How come? Plus, when I get it right, it doesn't have symmetry (which is not a very serious problem but that's too bad).
--
Here is the Matlab code to compare both :
fs = 2000; % sampling rate
T = 1/fs; % sampling period
t = (0:T:0.1); % time vector
f1 = 50; % frequency in Hertz
omega1 = 2*pi*f1; % angular frequency in radians
phi = 2*pi*0.25; % arbitrary phase offset = 3/4 cycle
x1 = cos(omega1*t + phi); % sinusoidal signal, amplitude = 1
%%
mex -I/usr/local/include -L/usr/local/lib/ -lfftw3 mexfftw.cpp
N=256;
S1=mexfftw(x1,N);
S2=fft(x1,N);
plot(abs(S1)),hold,plot(abs(S2),'r'), legend('FFTW','Matlab')
Here is the MEX file :
/*********************************************************************
* mex -I/usr/local/include -L/usr/local/lib/ -lfftw3 mexfftw.cpp
* Use above to compile !
*
********************************************************************/
#include <matrix.h>
#include <mex.h>
#include "fftw3.h"
void mexFunction(int nlhs, mxArray *plhs[], int nrhs, const mxArray *prhs[]) {
//declare variables
mxArray *sig_v, *fft_v;
int nfft;
const mwSize *dims;
double *s, *fr, *fi;
int dimx, dimy, numdims;
//associate inputs
sig_v = mxDuplicateArray(prhs[0]);
nfft = static_cast<int>(mxGetScalar(prhs[1]));
//figure out dimensions
dims = mxGetDimensions(prhs[0]);
numdims = mxGetNumberOfDimensions(prhs[0]);
dimy = (int)dims[0]; dimx = (int)dims[1];
//associate outputs
fft_v = plhs[0] = mxCreateDoubleMatrix(nfft, 1, mxCOMPLEX);
//associate pointers
s = mxGetPr(sig_v);
fr = mxGetPr(fft_v);
fi = mxGetPi(fft_v);
//do something
double *in;
fftw_complex *out;
fftw_plan p;
in = (double*) fftw_malloc(sizeof(double) * dimy);
out = (fftw_complex*) fftw_malloc(sizeof(fftw_complex) * nfft);
p = fftw_plan_dft_r2c_1d(nfft, s, out, FFTW_ESTIMATE);
fftw_execute(p); /* repeat as needed */
for (int i=0; i<nfft; i++) {
fr[i] = out[i][0];
fi[i] = out[i][1];
}
fftw_destroy_plan(p);
fftw_free(in);
fftw_free(out);
return;
}
Matlab uses the fftw library to perform its ffts, on my platform (Mac OS) this leads to issues with the linker as mex replaces the desired library with Matlab's version of fftw. To avoid this static link to the library using mex "-I/usr/local/include /usr/local/lib/libfftw3.a mexfftw.cpp".

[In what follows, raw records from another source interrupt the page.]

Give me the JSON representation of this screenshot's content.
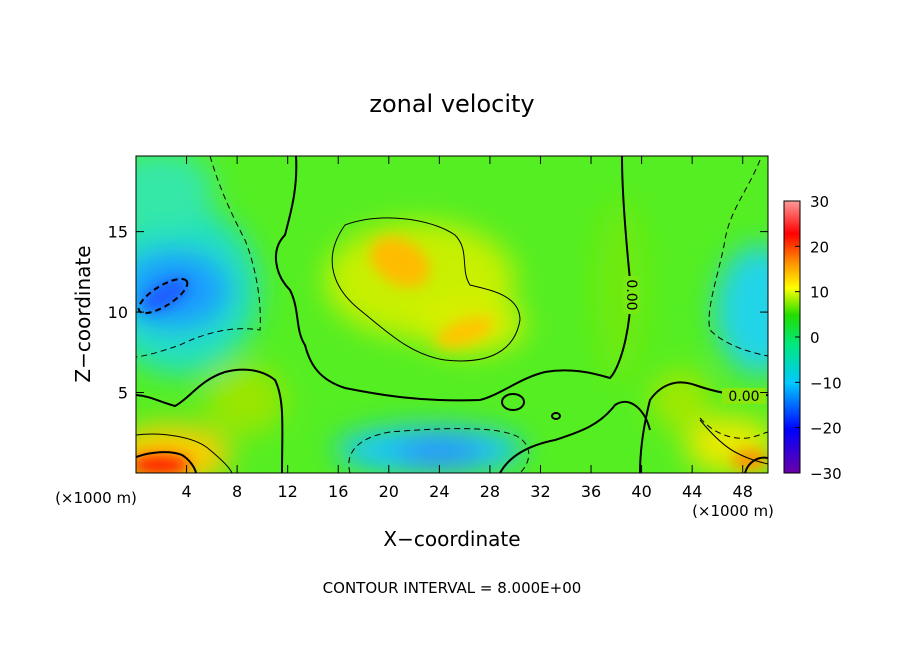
{
  "chart_data": {
    "type": "heatmap",
    "title": "zonal velocity",
    "xlabel": "X−coordinate",
    "ylabel": "Z−coordinate",
    "x_unit_label_left": "(×1000 m)",
    "x_unit_label_right": "(×1000 m)",
    "xlim": [
      0,
      50
    ],
    "ylim": [
      0,
      19.7
    ],
    "x_ticks": [
      4,
      8,
      12,
      16,
      20,
      24,
      28,
      32,
      36,
      40,
      44,
      48
    ],
    "y_ticks": [
      5,
      10,
      15
    ],
    "colorbar": {
      "range": [
        -30,
        30
      ],
      "ticks": [
        30,
        20,
        10,
        0,
        -10,
        -20,
        -30
      ],
      "stops": [
        "#6a00a8",
        "#0000ff",
        "#00c8ff",
        "#00e880",
        "#22dd00",
        "#ffff00",
        "#ff8800",
        "#ff0000",
        "#ff9a9a"
      ]
    },
    "contour_labels": [
      "0.00",
      "0.00"
    ],
    "footer": "CONTOUR INTERVAL = 8.000E+00",
    "velocity_features": [
      {
        "x": 22,
        "z": 13,
        "value": 14
      },
      {
        "x": 26,
        "z": 8.8,
        "value": 12
      },
      {
        "x": 2.5,
        "z": 11.5,
        "value": -17
      },
      {
        "x": 24,
        "z": 1.3,
        "value": -12
      },
      {
        "x": 49,
        "z": 10.5,
        "value": -9
      },
      {
        "x": 1.5,
        "z": 0.5,
        "value": 22
      },
      {
        "x": 47.5,
        "z": 1,
        "value": 16
      },
      {
        "x": 0,
        "z": 18,
        "value": -6
      },
      {
        "x": 3,
        "z": 5,
        "value": 4
      },
      {
        "x": 12,
        "z": 18,
        "value": 6
      },
      {
        "x": 40,
        "z": 10,
        "value": 5
      }
    ]
  }
}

The input of fftw_plan_dft_r2c_1d is not destroyed so you don't need to duplicate the input (note: not true for fftw_plan_dft_c2r_1d). The output has size nfft/2+1 as the output of a real fft is Hermitian. So to get the full output use:
for (i=0; i<nfft/2+1; i++) {
fr[i] = out[i][0];
fi[i] = out[i][1];
}
for (i=1; i<nfft/2+1; i++) {
fr[nfft-i] = out[i][0];
fi[nfft-i] = out[i][1];
}
Should "p = fftw_plan_dft_r2c_1d(nfft, s, out, FFTW_ESTIMATE);"
be
"p = fftw_plan_dft_r2c_1d(nfft, in, out, FFTW_ESTIMATE);".
'in' is 16-byte aligned, but 's' may not.
I am not sure whether it will cause a problem. I have a similar code about FFTW,
it sometimes gives me correct result and other times NaN. Also, I tried to test
my code with python ctypes, and actually it has the same weired behavior.
Finally, I found this post Checking fftw3 with valgrind, and it helps me.
For me, the issue is the reservation of heap storage in FFTW which are not freed
even after the program terminates.
fftw_cleanup()
resolves my problem. Maybe it can help you too.